Ontario’s securities watchdog says new regulations that will soon require advisers to have deeper knowledge of the funds they recommend to clients should not have prompted banks to halt the sale of third-party investment funds.

The Ontario Securities Commission said on Monday that it has contacted Canada’s big banks to ask for more information about their plans to stop selling other companies’ investment funds in favour of narrowing their focus to their own proprietary shelves of funds. The banks are making the switch in response to new rules that require advisers to ensure they are providing products that are appropriate for clients.

“The intention of the client-focused reforms is to give investors access to products that best serve their needs – not to cause a move to proprietary shelves,” OSC spokesperson Kristen Rose said in an email to The Globe. “To reiterate this expectation, we have sent a communication to the banks to confirm how each understands and intends to approach this area.”

The OSC’s communication comes a week after The Globe reported that several of Canada’s largest banks have halted sales of third-party investment products from their financial planning arms.

RBC, TD and CIBC all recently notified clients in their financial planning businesses that third-party funds will no longer be sold for any investment portfolios.

The changes do not apply to any of the banks’ full-service brokerage accounts or do-it-yourself investing clients.
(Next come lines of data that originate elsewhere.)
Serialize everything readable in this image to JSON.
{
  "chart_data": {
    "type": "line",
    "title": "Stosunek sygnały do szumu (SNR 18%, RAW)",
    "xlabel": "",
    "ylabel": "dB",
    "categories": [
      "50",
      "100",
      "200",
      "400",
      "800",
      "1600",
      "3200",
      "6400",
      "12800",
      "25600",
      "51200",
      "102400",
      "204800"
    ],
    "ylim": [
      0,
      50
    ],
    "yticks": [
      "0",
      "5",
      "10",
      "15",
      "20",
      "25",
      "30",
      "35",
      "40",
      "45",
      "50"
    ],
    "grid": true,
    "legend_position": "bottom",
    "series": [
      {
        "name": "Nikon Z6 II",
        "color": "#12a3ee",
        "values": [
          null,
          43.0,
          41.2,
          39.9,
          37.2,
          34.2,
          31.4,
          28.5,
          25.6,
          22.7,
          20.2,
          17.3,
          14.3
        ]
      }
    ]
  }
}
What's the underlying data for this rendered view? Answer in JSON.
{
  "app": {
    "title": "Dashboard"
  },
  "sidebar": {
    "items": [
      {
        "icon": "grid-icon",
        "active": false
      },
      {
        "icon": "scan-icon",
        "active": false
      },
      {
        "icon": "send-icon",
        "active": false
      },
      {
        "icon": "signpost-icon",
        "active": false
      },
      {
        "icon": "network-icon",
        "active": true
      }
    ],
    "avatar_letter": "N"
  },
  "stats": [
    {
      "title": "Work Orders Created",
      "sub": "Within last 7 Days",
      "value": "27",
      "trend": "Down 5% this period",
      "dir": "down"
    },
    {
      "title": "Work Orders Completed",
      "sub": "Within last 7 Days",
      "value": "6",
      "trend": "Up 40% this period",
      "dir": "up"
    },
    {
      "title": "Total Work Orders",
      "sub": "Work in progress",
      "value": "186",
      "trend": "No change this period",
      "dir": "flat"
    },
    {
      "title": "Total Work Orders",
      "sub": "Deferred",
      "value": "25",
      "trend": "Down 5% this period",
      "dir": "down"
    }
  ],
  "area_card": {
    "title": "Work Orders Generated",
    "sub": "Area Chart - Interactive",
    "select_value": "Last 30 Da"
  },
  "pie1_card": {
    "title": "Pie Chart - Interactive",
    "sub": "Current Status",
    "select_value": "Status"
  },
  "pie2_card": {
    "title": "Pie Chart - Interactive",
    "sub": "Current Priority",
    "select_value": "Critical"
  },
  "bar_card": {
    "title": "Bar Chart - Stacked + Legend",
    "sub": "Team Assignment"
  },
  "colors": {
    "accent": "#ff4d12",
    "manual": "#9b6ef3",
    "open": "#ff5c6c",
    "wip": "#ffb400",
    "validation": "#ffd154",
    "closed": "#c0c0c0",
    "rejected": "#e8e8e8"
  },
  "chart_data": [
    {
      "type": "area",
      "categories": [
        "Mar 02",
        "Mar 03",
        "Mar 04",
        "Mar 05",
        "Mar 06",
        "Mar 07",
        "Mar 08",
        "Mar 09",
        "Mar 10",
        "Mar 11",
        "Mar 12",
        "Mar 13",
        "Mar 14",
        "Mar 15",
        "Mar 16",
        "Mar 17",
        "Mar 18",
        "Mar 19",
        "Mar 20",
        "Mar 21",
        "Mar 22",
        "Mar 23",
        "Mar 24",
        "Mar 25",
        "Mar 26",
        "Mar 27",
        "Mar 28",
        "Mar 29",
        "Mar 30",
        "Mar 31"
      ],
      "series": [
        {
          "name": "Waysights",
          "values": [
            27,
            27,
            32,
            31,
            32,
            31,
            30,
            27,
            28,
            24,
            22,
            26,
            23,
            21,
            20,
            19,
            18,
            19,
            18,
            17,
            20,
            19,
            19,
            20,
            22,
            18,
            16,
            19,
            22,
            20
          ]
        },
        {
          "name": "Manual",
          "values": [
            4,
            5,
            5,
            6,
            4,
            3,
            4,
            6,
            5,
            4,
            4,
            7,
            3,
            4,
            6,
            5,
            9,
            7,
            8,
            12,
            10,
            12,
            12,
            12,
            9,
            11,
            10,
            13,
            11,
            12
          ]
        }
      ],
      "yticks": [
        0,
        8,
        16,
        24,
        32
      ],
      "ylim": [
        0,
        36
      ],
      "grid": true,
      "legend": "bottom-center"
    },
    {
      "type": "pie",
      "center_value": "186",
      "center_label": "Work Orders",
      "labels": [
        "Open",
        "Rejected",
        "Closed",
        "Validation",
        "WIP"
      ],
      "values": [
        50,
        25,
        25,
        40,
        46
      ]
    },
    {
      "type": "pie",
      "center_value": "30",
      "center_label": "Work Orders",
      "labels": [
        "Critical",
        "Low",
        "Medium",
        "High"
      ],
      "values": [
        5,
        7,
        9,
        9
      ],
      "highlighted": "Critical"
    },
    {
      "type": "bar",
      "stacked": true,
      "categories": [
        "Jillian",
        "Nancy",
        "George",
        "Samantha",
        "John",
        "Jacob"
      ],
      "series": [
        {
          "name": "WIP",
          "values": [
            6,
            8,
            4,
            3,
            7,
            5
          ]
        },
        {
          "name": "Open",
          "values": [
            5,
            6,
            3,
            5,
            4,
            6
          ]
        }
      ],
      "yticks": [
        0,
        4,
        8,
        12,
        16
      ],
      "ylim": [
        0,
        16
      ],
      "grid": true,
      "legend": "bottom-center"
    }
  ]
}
“We are continuing to work with the regulator to ensure we are in compliance as client-focused reforms come into effect and that we are meeting the needs of our clients,” Michael Walker, head of RBC Financial Planning, said in an e-mail.

TD and CIBC declined to comment on the OSC’s latest communication.

The new set of rules – known as the client-focused reforms (CFRs) – are slowly being rolled out to the industry in stages. Changes to the “know-your-product,” or KYP, rule will come into effect at the end of 2021, and will require wealth management firms – and their investment advisers – to have a greater understanding of any investments that are bought, sold or recommended to a client.

The rules are intended in part to address conflict-of-interest concerns such as an adviser’s compensation being linked to proprietary products. Firms will have to create procedures to ensure advisers are putting a client’s interests first when making a suitability determination.

As a result of the rule change, investment firms are looking to reduce the array of products on their shelves, which can require advisers to be trained on thousands of investment funds across multiple asset classes.